No-one would argue the existence of Paradox, [capitalization most definitely intentional] but academia still seems to insist upon manufacturing what is essentially always a false logical centre for its arguments.
One asserts an accepted logical ‘truth’, and deduces from that the truth of a related, but not yet accepted, understood, or discovered idea. These truths and these deductions only exist on paper, and are, plagiarism aside, always a creation of their author.
Academic rationality could be extrapolated to prove almost anything, and thus proves nothing. The mere existence of paradox points to rationalities’ flaws, which makes the act of logically sound reasoning an exercise in futility. However, academic truths need not be denied or refuted, only understood to be isolated to the paper they are printed on, and the minds of those who hold them.
To pursue with such obvious vigor, the absolute academic rationality displayed by most modern philosophers, academics, scholars, and the institutions, governments, and populations that support them, displays the depths to which a desire for ultimate control will sink.
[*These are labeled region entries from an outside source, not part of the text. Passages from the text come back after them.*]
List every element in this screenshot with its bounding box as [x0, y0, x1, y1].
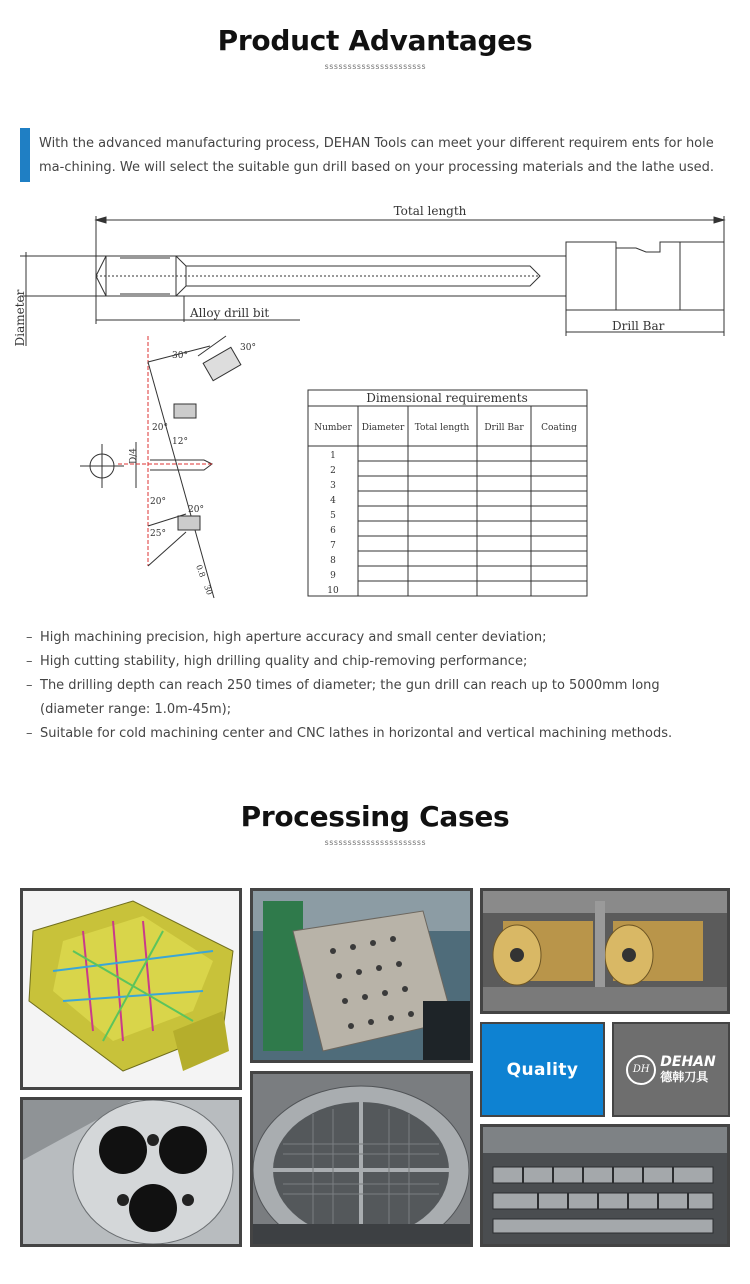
table-header: Number: [314, 423, 352, 433]
table-row-number: 6: [330, 526, 336, 536]
angle-label: 30°: [172, 351, 188, 361]
dehan-brand: DEHAN: [660, 1054, 716, 1070]
case-photo-tube-sheet: [250, 1071, 473, 1247]
table-title: Dimensional requirements: [366, 391, 528, 405]
table-row-number: 2: [330, 466, 336, 476]
table-row-number: 1: [330, 451, 336, 461]
table-header: Drill Bar: [484, 423, 524, 433]
table-row-number: 7: [330, 541, 336, 551]
case-photo-drilled-plate: [250, 888, 473, 1063]
table-row-number: 10: [327, 586, 339, 596]
angle-label: 0.8: [194, 563, 207, 579]
feature-text: High machining precision, high aperture accuracy and small center deviation;: [40, 630, 547, 645]
gun-drill-diagram: [0, 196, 750, 606]
angle-label: 25°: [150, 529, 166, 539]
angle-label: 12°: [172, 437, 188, 447]
table-row-number: 4: [330, 496, 336, 506]
list-dash: –: [26, 630, 33, 645]
dehan-logo-tile: [612, 1022, 730, 1117]
dehan-monogram-icon: [626, 1055, 656, 1085]
table-header: Total length: [414, 423, 470, 433]
feature-item: [24, 626, 724, 650]
dehan-chinese-name: 德韩刀具: [660, 1070, 709, 1084]
total-length-label: Total length: [393, 204, 467, 218]
angle-label: 20°: [152, 423, 168, 433]
table-row-number: 9: [330, 571, 336, 581]
intro-text: With the advanced manufacturing process, DEHAN Tools can meet your different requirem ents for hole ma-chining. We will select the suitable gun drill based on your processing materials and the lathe used.: [39, 136, 714, 175]
feature-item: [24, 674, 724, 722]
intro-accent-bar: [20, 128, 30, 182]
table-row-number: 8: [330, 556, 336, 566]
angle-label: 20°: [188, 505, 204, 515]
feature-text: Suitable for cold machining center and CNC lathes in horizontal and vertical machining methods.: [40, 726, 673, 741]
advantages-title: Product Advantages: [217, 24, 533, 57]
angle-label: 30: [202, 583, 215, 597]
drill-bar-label: Drill Bar: [612, 319, 665, 333]
quality-label: Quality: [506, 1059, 579, 1080]
angle-label: D/4: [129, 448, 139, 464]
intro-block: [20, 128, 720, 182]
diameter-label: Diameter: [13, 289, 27, 347]
case-photo-screw-shafts: [480, 1124, 730, 1247]
case-photo-cad-model: [20, 888, 242, 1090]
table-row-number: 3: [330, 481, 336, 491]
list-dash: –: [26, 726, 33, 741]
table-header: Diameter: [361, 423, 405, 433]
dehan-wordmark: [660, 1054, 715, 1085]
angle-label: 30°: [240, 343, 256, 353]
quality-tile: [480, 1022, 605, 1117]
dimensional-requirements-table: [308, 390, 587, 596]
feature-list: [24, 626, 724, 746]
case-photo-brass-rollers: [480, 888, 730, 1014]
feature-text: The drilling depth can reach 250 times of diameter; the gun drill can reach up to 5000mm long (diameter range: 1.0m-45m);: [40, 678, 660, 717]
cases-title: Processing Cases: [240, 800, 510, 833]
list-dash: –: [26, 678, 33, 693]
feature-item: [24, 722, 724, 746]
advantages-title-ornament: ssssssssssssssssssssss: [324, 62, 426, 71]
list-dash: –: [26, 654, 33, 669]
case-photo-barrel-holes: [20, 1097, 242, 1247]
dehan-monogram: DH: [632, 1064, 650, 1075]
angle-label: 20°: [150, 497, 166, 507]
feature-text: High cutting stability, high drilling quality and chip-removing performance;: [40, 654, 528, 669]
table-row-number: 5: [330, 511, 336, 521]
cases-title-ornament: ssssssssssssssssssssss: [324, 838, 426, 847]
alloy-drill-bit-label: Alloy drill bit: [190, 306, 270, 320]
feature-item: [24, 650, 724, 674]
table-header: Coating: [541, 423, 577, 433]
Nothing in this world occurs with the frequency of contradiction, Paradox, and irrationality, yet we banish these things from academia, and therefore from common debate and thought; all in the name of control.
Academia, and the society which propagates and supports it, demands that arguments be cogent, logical- and exceedingly easy to follow, if you’ve any hope of reaching a mass audience. This is nothing short of a wholesale rejection of all things intuitive, mystical, and beyond rationality. At its root, it is a deep seated fear of what cannot be controlled and quantified; held in ones hand and examined on all sides- a fear of those things greater even than ourselves. Leaving the outer edge of philosophy wallowing in existential angst; rather than take that next tentative step into Paradox, mysticism, and rational irrationality.
Choosing to create a far more cloistered and controlled world, with rational rules, laws, and finite boundaries. A place where Paradox, contradiction, and irrationality, all the places truth chooses to hide, can be left securely outside the gate.
A group of frightened little men in suits and robes and sweater vests hiding from what they cannot possibly control, and wishing only to banish these ‘unknowables’ from their presence- a futile attempt to control truth itself.
To relive a scene between Jack Nicholson and Dennis Hopper starring in “Easy rider”:

“What you represent to them, is freedom.” Jack Nicholson says, as they sit in the fading light of a small fire. Dennis Hopper responds agitatedly “What the hell is wrong with freedom? That’s what it’s all about.”
Oh ya, that’s right, that’s what it’s all about, all right. But talking about it, and being it, that’s two different things. I mean, it’s real hard to be free when you are bought and sold in the marketplace. But course, don’t ever tell anyone they’re not free, cuz then they’re gonna get real busy killing and maiming to prove to you that they are. Oh ya, they’re gonna talk to you, and talk to you, and talk to you, about individual freedom. But they see a free individual, it’s gonna scare em’.”
Dennis Hopper says with a quiet quiver in his voice “Ya, well, it don’t make em’ running scared.” “No.” Jack Nicholson responds quickly. “It makes em’ dangerous.”